We have all been there, right? We have been lied to or we have lied. In relationships, the main reason that people lie is to remove themselves from situations that they were wrong about, correct?
What is the reasoning behind lying or deceiving people into believing something else? Is it for your own benefit? The benefit of the other person? We are all pretty selfish when it comes to needs and necessity, right?
Since this has recently happened to me, I have decided to research some aspects of the ethics of lying. This is what I have discovered. It is the virtue of ethics that makes lying wrong. Someone decided that lying is wrong although, sometimes lying may be lifesaving (as people lie to captors to be released, etc.).
There are many research methods used on children with the compulsion to lie. The American Academy of Children and Adolescent Psychiatry indicates that children that lie are usually telling stories, lying may be an underlining emotional issue or that they are trying to hide something (i.e. drug, alcohol abuse).
What about grown-ups? There is actually a website called howtotelllying.com that offers 13 reasons why people lie. Here it comes. The 13 main reasons why people lie:
1. To avoid punishment/consequences.
2. To avoid a confrontation and general unpleasantness of the situation.
Sometimes we’re not afraid of consequences, we just want to avoid unpleasant conversation or bad feelings that might result out of telling the truth. For example, if we don’t want to go for happy hour drinks with our co-worker, we might reply to his invitation “I would love to. Unfortunately, I’ve already made plans for tonight.” Whilst the truth is we don’t want to go because he bores us to death.
3. To be liked.
4. To be sociable.
When we don’t care about being liked by someone, but still want to be pleasant, we might say a complement or two that we don’t really mean.
5. To get their way.
6. To protect privacy.
7. To pump their image up (personal or professional).
8. To avoid an extra effort.
9. As a passive-aggressive “punishment” or protest.
This might need an explanation. Suppose, we’re mad at somebody. This person comes to us with an extra ticket to the concert we would love to go to. But because we’re mad at him, we might want to punish him with a rejection. So, we say, “You know what? I don’t feel like going…”

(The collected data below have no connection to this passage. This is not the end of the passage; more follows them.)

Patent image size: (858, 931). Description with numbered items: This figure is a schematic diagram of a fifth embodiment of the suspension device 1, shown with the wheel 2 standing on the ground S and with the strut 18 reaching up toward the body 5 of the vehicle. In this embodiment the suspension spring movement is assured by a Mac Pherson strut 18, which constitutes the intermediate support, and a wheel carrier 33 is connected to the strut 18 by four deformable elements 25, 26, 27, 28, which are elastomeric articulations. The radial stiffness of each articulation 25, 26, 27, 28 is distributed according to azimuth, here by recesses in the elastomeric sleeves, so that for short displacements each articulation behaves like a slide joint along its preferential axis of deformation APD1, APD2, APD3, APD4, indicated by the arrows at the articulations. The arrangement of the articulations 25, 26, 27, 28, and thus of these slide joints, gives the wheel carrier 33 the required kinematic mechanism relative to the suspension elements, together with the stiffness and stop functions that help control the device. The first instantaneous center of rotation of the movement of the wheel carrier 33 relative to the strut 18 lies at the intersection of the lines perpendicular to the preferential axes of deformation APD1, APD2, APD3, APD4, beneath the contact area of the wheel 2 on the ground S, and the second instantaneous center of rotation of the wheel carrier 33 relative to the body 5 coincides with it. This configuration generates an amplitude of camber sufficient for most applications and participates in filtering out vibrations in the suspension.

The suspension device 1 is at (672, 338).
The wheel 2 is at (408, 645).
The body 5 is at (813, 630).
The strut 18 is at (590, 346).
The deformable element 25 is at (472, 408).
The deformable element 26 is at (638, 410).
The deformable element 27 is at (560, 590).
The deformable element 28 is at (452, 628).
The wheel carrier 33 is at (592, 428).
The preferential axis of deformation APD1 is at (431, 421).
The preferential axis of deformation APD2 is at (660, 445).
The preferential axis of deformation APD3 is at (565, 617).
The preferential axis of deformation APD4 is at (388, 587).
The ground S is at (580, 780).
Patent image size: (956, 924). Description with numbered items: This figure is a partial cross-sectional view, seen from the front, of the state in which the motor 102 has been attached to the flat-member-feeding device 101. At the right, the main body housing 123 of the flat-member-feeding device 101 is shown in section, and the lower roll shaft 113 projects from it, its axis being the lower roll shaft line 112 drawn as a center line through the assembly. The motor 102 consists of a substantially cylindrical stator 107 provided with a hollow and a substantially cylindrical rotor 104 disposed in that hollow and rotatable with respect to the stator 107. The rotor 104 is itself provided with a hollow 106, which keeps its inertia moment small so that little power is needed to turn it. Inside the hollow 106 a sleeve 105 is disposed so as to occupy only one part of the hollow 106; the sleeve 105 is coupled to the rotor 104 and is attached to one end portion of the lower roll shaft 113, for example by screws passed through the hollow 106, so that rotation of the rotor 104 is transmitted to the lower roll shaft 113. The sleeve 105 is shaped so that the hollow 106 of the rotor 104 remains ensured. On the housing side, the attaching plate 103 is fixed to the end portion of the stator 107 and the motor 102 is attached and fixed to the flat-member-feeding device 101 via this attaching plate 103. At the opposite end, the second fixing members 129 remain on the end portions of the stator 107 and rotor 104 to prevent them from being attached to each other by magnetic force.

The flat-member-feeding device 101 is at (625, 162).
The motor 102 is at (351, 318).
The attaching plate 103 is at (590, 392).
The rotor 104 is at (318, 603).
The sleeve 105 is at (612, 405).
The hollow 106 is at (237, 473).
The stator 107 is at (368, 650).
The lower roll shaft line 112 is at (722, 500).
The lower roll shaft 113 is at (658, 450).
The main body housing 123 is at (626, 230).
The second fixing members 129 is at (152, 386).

Manipulators developed this one into almost an art form. A manipulator might actually agree to go to the concert, so the person wouldn’t have a chance to find someone else to accompany him to the event. But then, at the last minute, a manipulator would come up with some excuse not to go or simply stand the other person up.
10. To damage other people’s reputation, to harm someone.
You’re better off staying away from people who do it, even if they haven’t done it to you yet. One day they will.
11. It’s a part of their job.
A customer service representative might be required to say “I understand you concerns” to an angry customer, even if he thinks the customer is being totally unreasonable and irrational.
12. To cover up insecurity.
13. As a joke or a prank.
Sometimes it’s not just one reason, but a number of them.
For example, a sales person might be telling you that an awful shirt looks good on you because it’s a part of her job to give complements to customers and because she would get a commission (a gain) if you buy the shirt.
The above 13 reasons are for adult lying. Here’s the 10 top reasons why small children might lie:
1.For entertainment purpose or as an act of creativity
2. Because they think it’s funny
3. To test you
4. To avoid punishment/consequences
5. To get their way
6. To avoid an extra effort
7. To be liked
8. Out of fear
9. Small children might not realize they’re lying
10. It’s rare, but it does happen that small children lie to get someone else in trouble
You can check out the full website here http://www.howtotelllying.com/how-to-tell-lying/12-main-reasons-why-people-lie.
Do you know someone that is a compulsive liar? How do you deal with the complications of a relationship when nothing appears truthful?